The main problem was the film’s second half. When it declares George is able to get better, things get bogged down finding a conclusion. For as great as Eric Bana’s appearance late in the proceedings (as Laura’s overwhelming Aussie husband, Clark), there were plenty of clumsy elements and rushed ideas that just seemed unrealistic towards the end. Relationships turn on a dime and while I feel a lot of it felt true through most of the first ninety minutes, there are moments that threw me off in the final thirty. For a film this long - though it never once felt like it was dragging, it was surprising to see such rapid extremes that appeared only to serve to conclude the story as quickly as possible.
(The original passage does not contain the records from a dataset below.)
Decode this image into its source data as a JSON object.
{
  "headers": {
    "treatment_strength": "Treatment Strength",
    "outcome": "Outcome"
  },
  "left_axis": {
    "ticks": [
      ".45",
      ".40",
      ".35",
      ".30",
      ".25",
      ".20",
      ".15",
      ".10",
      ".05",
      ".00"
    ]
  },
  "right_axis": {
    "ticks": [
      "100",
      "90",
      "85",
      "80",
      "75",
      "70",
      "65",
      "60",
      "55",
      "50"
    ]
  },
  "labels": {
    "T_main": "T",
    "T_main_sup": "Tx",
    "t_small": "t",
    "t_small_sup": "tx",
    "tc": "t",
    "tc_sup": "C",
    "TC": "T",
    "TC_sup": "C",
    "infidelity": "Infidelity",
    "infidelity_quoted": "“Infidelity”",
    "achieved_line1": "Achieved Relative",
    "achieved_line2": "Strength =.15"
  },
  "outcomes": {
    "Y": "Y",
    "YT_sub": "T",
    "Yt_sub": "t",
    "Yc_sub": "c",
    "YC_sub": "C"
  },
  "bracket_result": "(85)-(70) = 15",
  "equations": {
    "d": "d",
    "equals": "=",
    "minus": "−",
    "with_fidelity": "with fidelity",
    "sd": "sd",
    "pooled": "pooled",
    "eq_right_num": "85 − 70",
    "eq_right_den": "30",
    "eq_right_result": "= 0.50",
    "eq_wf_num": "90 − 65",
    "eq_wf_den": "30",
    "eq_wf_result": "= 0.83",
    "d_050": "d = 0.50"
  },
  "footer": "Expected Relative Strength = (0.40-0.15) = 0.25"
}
Definitely the character of George Simmons was well realised, with his fake films looking so horrendously bad, it seemed too perfect and ironic that Apatow's longtime friend Sandler, was the lead. He was great in that sense then, but I truly believe the actor did not have to stretch much when his true nature (i.e. cruelly humorous arsehole) comes out in parts of the film. Seth Rogen is very good as Ira. Playing more down to Earth than usual, this is probably his best performance I‘ve seen. Aubrey Plaza as a friend, Daisy, was a highlight and the sheer number of cameos was bewildering, but fun. Judd seems to like to cast his wife in his films, and it started to feel a little self-indulgent by the end unfortunately despite the gorgeousness of Leslie Mann. Jason Schwartzman and Jonah Hill were integral as Ira’s roommates, but nothing overly special - though their sitcom, Yo Teach! was the perfect Welcome Back, Kotter parody.
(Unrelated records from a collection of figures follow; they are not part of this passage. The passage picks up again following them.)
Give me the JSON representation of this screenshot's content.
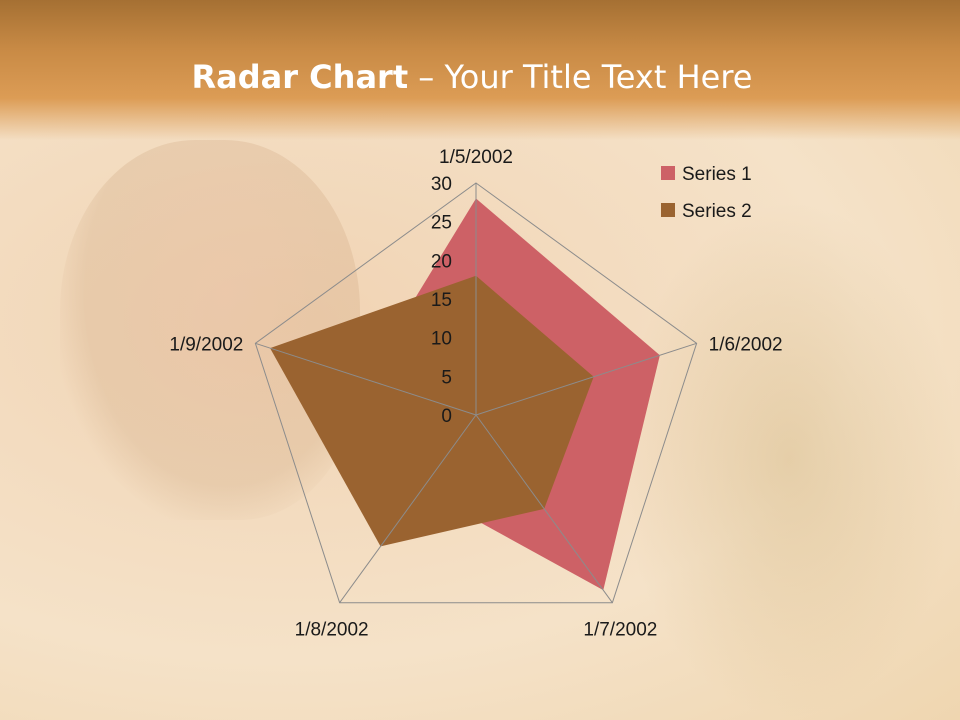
{
  "slide": {
    "title_bold": "Radar Chart",
    "title_rest": " – Your Title Text Here"
  },
  "chart_data": {
    "type": "radar",
    "categories": [
      "1/5/2002",
      "1/6/2002",
      "1/7/2002",
      "1/8/2002",
      "1/9/2002"
    ],
    "series": [
      {
        "name": "Series 1",
        "values": [
          28,
          25,
          28,
          12,
          15
        ],
        "color": "#CD6166"
      },
      {
        "name": "Series 2",
        "values": [
          18,
          16,
          15,
          21,
          28
        ],
        "color": "#9A6330"
      }
    ],
    "rlim": [
      0,
      30
    ],
    "ticks": [
      "0",
      "5",
      "10",
      "15",
      "20",
      "25",
      "30"
    ],
    "legend": "top-right",
    "grid": true
  }
}
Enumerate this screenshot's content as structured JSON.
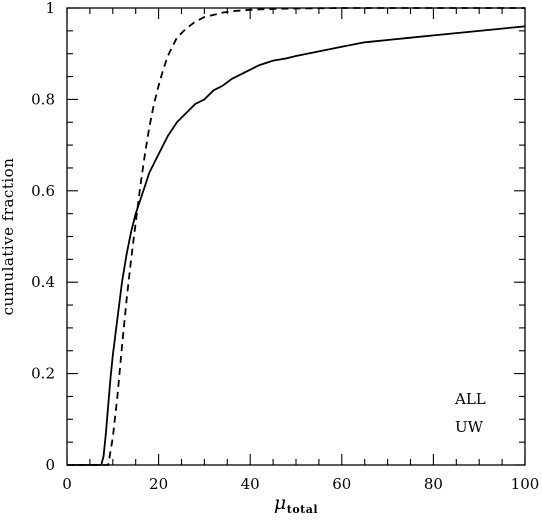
{
  "chart_data": {
    "type": "line",
    "title": "",
    "xlabel": "μ",
    "xlabel_subscript": "total",
    "ylabel": "cumulative fraction",
    "xlim": [
      0,
      100
    ],
    "ylim": [
      0,
      1
    ],
    "xticks": [
      0,
      20,
      40,
      60,
      80,
      100
    ],
    "yticks": [
      0,
      0.2,
      0.4,
      0.6,
      0.8,
      1
    ],
    "xtick_labels": [
      "0",
      "20",
      "40",
      "60",
      "80",
      "100"
    ],
    "ytick_labels": [
      "0",
      "0.2",
      "0.4",
      "0.6",
      "0.8",
      "1"
    ],
    "grid": false,
    "legend_position": "bottom-right",
    "series": [
      {
        "name": "ALL",
        "style": "solid",
        "color": "#000000",
        "x": [
          0,
          7.5,
          8,
          8.5,
          9,
          9.5,
          10,
          10.5,
          11,
          11.5,
          12,
          13,
          14,
          15,
          16,
          17,
          18,
          19,
          20,
          21,
          22,
          24,
          26,
          28,
          30,
          32,
          34,
          36,
          38,
          40,
          42,
          45,
          48,
          50,
          55,
          60,
          65,
          70,
          75,
          80,
          85,
          90,
          95,
          100
        ],
        "y": [
          0,
          0,
          0.02,
          0.07,
          0.13,
          0.19,
          0.24,
          0.28,
          0.32,
          0.36,
          0.4,
          0.46,
          0.51,
          0.55,
          0.58,
          0.61,
          0.64,
          0.66,
          0.68,
          0.7,
          0.72,
          0.75,
          0.77,
          0.79,
          0.8,
          0.82,
          0.83,
          0.845,
          0.855,
          0.865,
          0.875,
          0.885,
          0.89,
          0.895,
          0.905,
          0.915,
          0.925,
          0.93,
          0.935,
          0.94,
          0.945,
          0.95,
          0.955,
          0.96
        ]
      },
      {
        "name": "UW",
        "style": "dashed",
        "color": "#000000",
        "x": [
          0,
          9,
          10,
          11,
          12,
          13,
          14,
          15,
          16,
          17,
          18,
          19,
          20,
          21,
          22,
          23,
          24,
          26,
          28,
          30,
          32,
          34,
          36,
          40,
          45,
          50,
          60,
          70,
          80,
          100
        ],
        "y": [
          0,
          0,
          0.06,
          0.15,
          0.26,
          0.36,
          0.45,
          0.53,
          0.61,
          0.68,
          0.74,
          0.79,
          0.83,
          0.865,
          0.895,
          0.915,
          0.935,
          0.955,
          0.97,
          0.98,
          0.985,
          0.99,
          0.993,
          0.996,
          0.998,
          0.999,
          1.0,
          1.0,
          1.0,
          1.0
        ]
      }
    ]
  },
  "legend": {
    "items": [
      "ALL",
      "UW"
    ]
  }
}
Overall it was a good movie, but with obvious flaws. The narrative - which made it feel like a film in pieces rather than flowing, and Judd's direction being the major culprits. Direction wise, it was pretty bad at times - at least compared to his previous film, Knocked Up. Any of the deeper messages explored are only really bubbling under the surface, and perhaps a second watch will help me realise that this film works better than I think it does now. So far then, Funny People is merely an applaudable - if a little clunky - achievement.